Für eine Verurteilung (Strafmaß bis zu zehn Jahren) muß der Nachweis eines Zusammenhangs zwischen der Anwendung der Mittel und Erkrankung geführt werden. Der allerdings ist, folgt man Verteidiger Rainer Hamm, bislang nicht erbracht. Dss von der Desowag herausgegebene Prozeß-Journal sieht den Prozeßausgang deshalb weiter als völlig offen an.

Auch gegen Bayer-Mitarbeiter wird ermittelt

Die Anklage gegen den Marktführer Desowag („Xyladecor“ und „Xylamon“) ist eine Art Pilotprozeß: Die Staatsanwaltschaft hatte ursprünglich in acht Jahren gegen 40 Firmen ermittelt. Seit Oktober 1992 ist auch Chemiemulti Bayer Leverkusen mit von der Partie: Der Konzern war bis 1986 an der Desowag beteiligt – Anfang Oktober durchsuchten Beamte des Bundeskriminalamtes Konzerngebäude in Leverkusen und Wuppertal. Acht Verantwortlichen wirft die Staatsanwaltschaft vor, die Herstellung und den Vertrieb der Gifte nicht unterbunden zu haben, obwohl ihnen die Gefährlichkeit bekannt gewesen sei.

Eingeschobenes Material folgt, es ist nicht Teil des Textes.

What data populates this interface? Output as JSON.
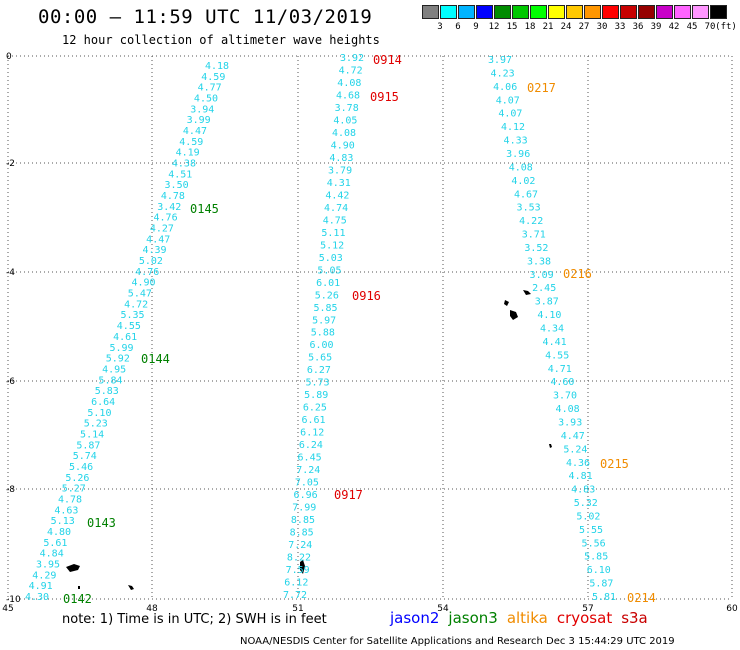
{
  "title": "00:00 – 11:59 UTC 11/03/2019",
  "subtitle": "12 hour collection of altimeter wave heights",
  "colorbar": {
    "colors": [
      "#808080",
      "#00ffff",
      "#00b4ff",
      "#0000ff",
      "#008c00",
      "#00c800",
      "#00ff00",
      "#ffff00",
      "#ffc800",
      "#ff9600",
      "#ff0000",
      "#c80000",
      "#960000",
      "#c800c8",
      "#ff64ff",
      "#ff96ff",
      "#000000"
    ],
    "ticks": [
      "3",
      "6",
      "9",
      "12",
      "15",
      "18",
      "21",
      "24",
      "27",
      "30",
      "33",
      "36",
      "39",
      "42",
      "45",
      "70"
    ],
    "unit": "(ft)"
  },
  "axes": {
    "x_ticks": [
      "45",
      "48",
      "51",
      "54",
      "57",
      "60"
    ],
    "y_ticks": [
      "0",
      "-2",
      "-4",
      "-6",
      "-8",
      "-10"
    ]
  },
  "tracks": [
    {
      "satellite": "jason3",
      "color": "#008000",
      "time_labels": [
        "0145",
        "0144",
        "0143",
        "0142"
      ],
      "values": [
        "4.18",
        "4.59",
        "4.77",
        "4.50",
        "3.94",
        "3.99",
        "4.47",
        "4.59",
        "4.19",
        "4.38",
        "4.51",
        "3.50",
        "4.78",
        "3.42",
        "4.76",
        "4.27",
        "4.47",
        "4.39",
        "5.02",
        "4.76",
        "4.90",
        "5.47",
        "4.72",
        "5.35",
        "4.55",
        "4.61",
        "5.99",
        "5.92",
        "4.95",
        "5.84",
        "5.83",
        "6.64",
        "5.10",
        "5.23",
        "5.14",
        "5.87",
        "5.74",
        "5.46",
        "5.26",
        "5.27",
        "4.78",
        "4.63",
        "5.13",
        "4.80",
        "5.61",
        "4.84",
        "3.95",
        "4.29",
        "4.91",
        "4.30"
      ]
    },
    {
      "satellite": "cryosat",
      "color": "#e00000",
      "time_labels": [
        "0914",
        "0915",
        "0916",
        "0917"
      ],
      "values": [
        "3.92",
        "4.72",
        "4.08",
        "4.68",
        "3.78",
        "4.05",
        "4.08",
        "4.90",
        "4.83",
        "3.79",
        "4.31",
        "4.42",
        "4.74",
        "4.75",
        "5.11",
        "5.12",
        "5.03",
        "5.05",
        "6.01",
        "5.26",
        "5.85",
        "5.97",
        "5.88",
        "6.00",
        "5.65",
        "6.27",
        "5.73",
        "5.89",
        "6.25",
        "6.61",
        "6.12",
        "6.24",
        "6.45",
        "7.24",
        "7.05",
        "6.96",
        "7.99",
        "8.85",
        "8.85",
        "7.24",
        "8.22",
        "7.59",
        "6.12",
        "7.72"
      ]
    },
    {
      "satellite": "altika",
      "color": "#f08c00",
      "time_labels": [
        "0217",
        "0216",
        "0215",
        "0214"
      ],
      "values": [
        "3.97",
        "4.23",
        "4.06",
        "4.07",
        "4.07",
        "4.12",
        "4.33",
        "3.96",
        "4.08",
        "4.02",
        "4.67",
        "3.53",
        "4.22",
        "3.71",
        "3.52",
        "3.38",
        "3.09",
        "2.45",
        "3.87",
        "4.10",
        "4.34",
        "4.41",
        "4.55",
        "4.71",
        "4.60",
        "3.70",
        "4.08",
        "3.93",
        "4.47",
        "5.24",
        "4.36",
        "4.81",
        "4.83",
        "5.32",
        "5.02",
        "5.55",
        "5.56",
        "5.85",
        "6.10",
        "5.87",
        "5.81"
      ]
    }
  ],
  "note": "note: 1) Time is in UTC; 2) SWH is in feet",
  "legend": [
    {
      "name": "jason2",
      "color": "#0000ff"
    },
    {
      "name": "jason3",
      "color": "#008000"
    },
    {
      "name": "altika",
      "color": "#f08c00"
    },
    {
      "name": "cryosat",
      "color": "#e00000"
    },
    {
      "name": "s3a",
      "color": "#c80000"
    }
  ],
  "credit": "NOAA/NESDIS Center for Satellite Applications and Research   Dec  3 15:44:29 UTC 2019"
}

Für die Unternehmen könnte eine Verurteilung der beiden Desowag-Manager dramatische Folgen haben: Mehrere Dutzend Zivilprozesse auf Schadensersatz und Schmerzensgeld sind derzeit anhängig. Die Verfahren sollen erst nach dem Urteil von Frankfurt weitergehen. Käme es dort zu einer Verurteilung, würden Ersatzansprüche in den Zivilverfahren leichter durchzusetzen sein – in Milliardenhöhe und gegen die betreffenden Firmen. Am Ende der Leidensgeschichte unzähliger Holzschutzmittel-Anwender könnte dann auch der Ruin der Unternehmen stehen. Selbst bei einem Freispruch sind die Chancen in den Zivilprozessen nicht zwangsläufig dahin: Der Frankfurter Prozeß hat bislang unabhängig vom ersten Hauptgutachten eines belegt: Die Holzschutzmittel sind als Krankheitsverursacher nicht auszuschließen. Ungeachtet vom Ausgang des Frankfurter Verfahrens fordert die Verbraucher-Initiative weiterhin die Einrichtung eines Drei-Milliarden-Fonds für Chemikaliengeschädigte – durch Industrie und Bundesregierung.